Brady schluckte. Er kräuselte die Lippen, nickte und sah den Doktor an. »Und jetzt das Ganze noch mal so, dass jemand wie ich es auch versteht.«

Der Doktor musterte Joe von oben bis unten. Er sah einen einfachen Mann vor sich, der ernüchtert, beinahe besiegt wirkte. Und er sah jemanden, der die simple Wahrheit hören wollte, also sollte er sie bekommen. »Ihre Schulter und ihre Knie sind im Arsch.«

»Kopf, Schulter, Knie und Zehen. So viel zu meinem Lieblingskinderreim. Na großartig!« Brady stieß einen tiefen Seufzer aus, nickte und fuhr damit fort, sich weiter anzuziehen.

»Osteoarthritis ist eine bekannte Diagnose bei Knorpelschäden. Das kann zu einer eingeschränkten Beweglichkeit, anhaltenden Schmerzen und chronischer Müdigkeit führen«, bemerkte der Doktor.

»Hey, L’Oreal, den wissenschaftlichen Teil können Sie sich schenken.

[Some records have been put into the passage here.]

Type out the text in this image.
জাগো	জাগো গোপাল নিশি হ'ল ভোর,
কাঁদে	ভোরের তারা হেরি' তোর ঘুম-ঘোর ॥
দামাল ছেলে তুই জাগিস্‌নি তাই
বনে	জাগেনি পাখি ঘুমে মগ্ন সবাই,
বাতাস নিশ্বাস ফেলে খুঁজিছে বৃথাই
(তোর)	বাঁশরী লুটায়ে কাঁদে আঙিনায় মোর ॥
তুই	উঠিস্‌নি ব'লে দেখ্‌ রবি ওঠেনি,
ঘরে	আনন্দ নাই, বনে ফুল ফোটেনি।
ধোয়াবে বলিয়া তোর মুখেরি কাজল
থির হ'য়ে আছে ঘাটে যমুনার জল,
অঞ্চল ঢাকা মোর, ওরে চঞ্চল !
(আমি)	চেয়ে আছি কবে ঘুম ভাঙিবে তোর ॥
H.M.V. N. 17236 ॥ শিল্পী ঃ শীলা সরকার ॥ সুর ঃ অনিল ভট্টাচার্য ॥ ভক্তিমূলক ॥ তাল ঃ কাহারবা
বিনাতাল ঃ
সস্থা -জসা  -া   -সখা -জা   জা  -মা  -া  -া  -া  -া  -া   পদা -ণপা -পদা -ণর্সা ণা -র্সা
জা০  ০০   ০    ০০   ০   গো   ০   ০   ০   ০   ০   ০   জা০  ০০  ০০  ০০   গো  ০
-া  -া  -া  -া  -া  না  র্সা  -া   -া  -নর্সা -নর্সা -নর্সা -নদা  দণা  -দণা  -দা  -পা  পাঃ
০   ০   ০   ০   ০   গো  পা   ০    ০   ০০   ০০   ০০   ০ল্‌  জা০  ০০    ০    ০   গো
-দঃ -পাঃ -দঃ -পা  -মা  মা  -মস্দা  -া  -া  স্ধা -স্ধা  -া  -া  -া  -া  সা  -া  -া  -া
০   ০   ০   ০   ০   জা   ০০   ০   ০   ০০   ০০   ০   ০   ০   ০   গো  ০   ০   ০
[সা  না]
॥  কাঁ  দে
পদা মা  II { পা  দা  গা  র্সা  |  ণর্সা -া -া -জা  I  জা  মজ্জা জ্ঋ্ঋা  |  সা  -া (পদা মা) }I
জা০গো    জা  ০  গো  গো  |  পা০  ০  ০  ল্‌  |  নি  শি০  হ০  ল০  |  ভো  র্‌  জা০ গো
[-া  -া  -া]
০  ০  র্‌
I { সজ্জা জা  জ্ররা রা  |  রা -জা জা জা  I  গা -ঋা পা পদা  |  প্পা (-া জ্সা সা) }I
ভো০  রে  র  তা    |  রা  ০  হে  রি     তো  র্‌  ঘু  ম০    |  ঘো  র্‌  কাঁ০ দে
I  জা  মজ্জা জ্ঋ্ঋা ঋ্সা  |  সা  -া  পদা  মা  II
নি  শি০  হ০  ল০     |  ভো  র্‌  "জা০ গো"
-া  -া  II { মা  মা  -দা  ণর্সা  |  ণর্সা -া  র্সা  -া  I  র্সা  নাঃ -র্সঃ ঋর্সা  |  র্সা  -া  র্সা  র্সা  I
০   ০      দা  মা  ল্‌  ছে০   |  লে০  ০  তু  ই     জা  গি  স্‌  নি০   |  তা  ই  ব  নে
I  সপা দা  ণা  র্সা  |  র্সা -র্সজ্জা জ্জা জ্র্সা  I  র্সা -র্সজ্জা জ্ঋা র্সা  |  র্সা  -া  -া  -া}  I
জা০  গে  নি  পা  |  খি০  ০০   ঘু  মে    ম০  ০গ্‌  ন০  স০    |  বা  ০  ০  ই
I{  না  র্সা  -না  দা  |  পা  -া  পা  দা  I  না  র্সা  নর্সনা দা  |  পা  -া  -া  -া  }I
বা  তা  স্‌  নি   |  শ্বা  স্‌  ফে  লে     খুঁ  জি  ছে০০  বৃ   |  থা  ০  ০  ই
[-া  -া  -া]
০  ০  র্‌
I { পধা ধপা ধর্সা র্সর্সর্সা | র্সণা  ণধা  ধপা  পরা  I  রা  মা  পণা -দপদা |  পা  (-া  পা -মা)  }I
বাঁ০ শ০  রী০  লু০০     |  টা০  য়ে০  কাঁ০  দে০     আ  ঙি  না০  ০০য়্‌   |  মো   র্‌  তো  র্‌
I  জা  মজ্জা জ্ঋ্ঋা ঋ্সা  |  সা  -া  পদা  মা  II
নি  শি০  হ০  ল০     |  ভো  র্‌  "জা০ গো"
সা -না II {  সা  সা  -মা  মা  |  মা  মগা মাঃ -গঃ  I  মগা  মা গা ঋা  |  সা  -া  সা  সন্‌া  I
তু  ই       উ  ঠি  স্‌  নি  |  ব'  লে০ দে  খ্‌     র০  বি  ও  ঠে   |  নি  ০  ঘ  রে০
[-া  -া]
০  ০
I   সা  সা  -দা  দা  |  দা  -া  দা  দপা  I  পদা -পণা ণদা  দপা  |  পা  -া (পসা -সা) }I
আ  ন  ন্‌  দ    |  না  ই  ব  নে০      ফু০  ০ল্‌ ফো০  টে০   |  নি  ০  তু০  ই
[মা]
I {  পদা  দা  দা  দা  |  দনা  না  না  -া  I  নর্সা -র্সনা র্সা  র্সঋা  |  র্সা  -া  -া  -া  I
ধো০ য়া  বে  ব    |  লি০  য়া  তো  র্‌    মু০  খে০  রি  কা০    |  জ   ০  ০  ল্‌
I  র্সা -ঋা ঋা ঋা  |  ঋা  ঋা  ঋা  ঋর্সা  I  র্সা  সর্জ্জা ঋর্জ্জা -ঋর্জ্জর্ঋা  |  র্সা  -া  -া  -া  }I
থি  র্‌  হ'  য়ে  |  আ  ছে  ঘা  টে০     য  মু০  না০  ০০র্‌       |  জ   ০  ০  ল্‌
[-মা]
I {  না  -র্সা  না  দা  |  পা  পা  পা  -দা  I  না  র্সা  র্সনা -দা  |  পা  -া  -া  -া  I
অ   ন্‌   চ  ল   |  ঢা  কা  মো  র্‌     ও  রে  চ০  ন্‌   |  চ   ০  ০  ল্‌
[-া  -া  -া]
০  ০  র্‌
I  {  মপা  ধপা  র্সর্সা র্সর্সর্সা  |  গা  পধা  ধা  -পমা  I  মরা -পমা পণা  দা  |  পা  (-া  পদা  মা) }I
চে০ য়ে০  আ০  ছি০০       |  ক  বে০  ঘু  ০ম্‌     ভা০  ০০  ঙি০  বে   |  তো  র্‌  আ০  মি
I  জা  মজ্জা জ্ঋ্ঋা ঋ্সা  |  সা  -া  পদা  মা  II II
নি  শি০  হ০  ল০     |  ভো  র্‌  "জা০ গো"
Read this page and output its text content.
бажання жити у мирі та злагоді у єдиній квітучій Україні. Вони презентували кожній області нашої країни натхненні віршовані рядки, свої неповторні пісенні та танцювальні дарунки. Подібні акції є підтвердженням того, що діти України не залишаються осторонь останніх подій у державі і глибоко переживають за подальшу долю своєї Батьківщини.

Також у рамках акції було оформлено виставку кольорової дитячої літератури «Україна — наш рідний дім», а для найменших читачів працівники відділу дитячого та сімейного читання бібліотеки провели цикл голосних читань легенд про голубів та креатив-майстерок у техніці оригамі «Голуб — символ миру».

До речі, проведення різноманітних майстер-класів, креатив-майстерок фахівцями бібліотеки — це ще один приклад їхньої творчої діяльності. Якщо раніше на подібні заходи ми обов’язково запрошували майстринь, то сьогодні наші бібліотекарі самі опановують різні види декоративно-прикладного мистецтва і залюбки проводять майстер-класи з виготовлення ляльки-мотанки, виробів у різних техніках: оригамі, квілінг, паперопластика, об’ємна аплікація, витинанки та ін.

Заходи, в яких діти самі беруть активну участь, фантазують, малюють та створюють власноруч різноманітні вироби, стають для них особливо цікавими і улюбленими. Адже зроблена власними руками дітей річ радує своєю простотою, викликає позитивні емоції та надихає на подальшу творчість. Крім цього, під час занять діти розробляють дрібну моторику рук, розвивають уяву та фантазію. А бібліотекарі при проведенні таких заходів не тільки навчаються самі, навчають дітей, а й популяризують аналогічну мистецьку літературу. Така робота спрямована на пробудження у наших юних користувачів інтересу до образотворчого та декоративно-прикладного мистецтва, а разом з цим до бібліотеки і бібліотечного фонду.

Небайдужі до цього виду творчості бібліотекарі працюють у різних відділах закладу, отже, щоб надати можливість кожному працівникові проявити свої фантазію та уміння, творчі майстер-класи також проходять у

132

Wodurch wird so etwas verursacht?«

»Von Häusern zu fallen und Terroristen abzuwehren war sicherlich nicht besonders hilfreich dabei, aber wenn Sie meine ehrliche Meinung hören wollen, haben Sie es hauptsächlich starkem Alkoholkonsum zu verdanken.«

»Und ich dachte schon, Sie kommen mir mit Krebs um die Ecke«, witzelte Brady.

»Nun, es ist bekannt, dass das Metall in Knieprothesen über längere Zeitraum hinweg Stoffe abgibt, die für Blutkrebs verantwortlich sein sollen, also werden wir Sie auch auf Blutkrebs untersuchen.«

»Großartig. Könnt ihr Typen so was heilen?«

»Wenn Sie mit ihr Typen Ärzte meinen, lautet die Antwort ja. Auf diesem Gebiet der Orthopädie werden derzeit große Fortschritte erzielt. Was Ihre Schulter anbelangt, würde ich empfehlen, sie mit einer hochglanzpolierten Metallkugel und einer Gelenkpfanne aus Plastik ersetzen zu lassen.«

Brady unterbrach ihn, mit einem sarkastischen Unterton in der Stimme. »Warten-Sie-mal. Sagten Sie gerade, die Kugel ist wirklich hochglanzpoliert?«

 

Vor der Tür des Untersuchungszimmers wischte eine männliche Putzkraft unmotiviert den Boden.

Brady trat auf den Gang und zog die Tür hinter sich zu. Dann schlurfte er über den Korridor und rief sich die Worte des Doktors ins Gedächtnis.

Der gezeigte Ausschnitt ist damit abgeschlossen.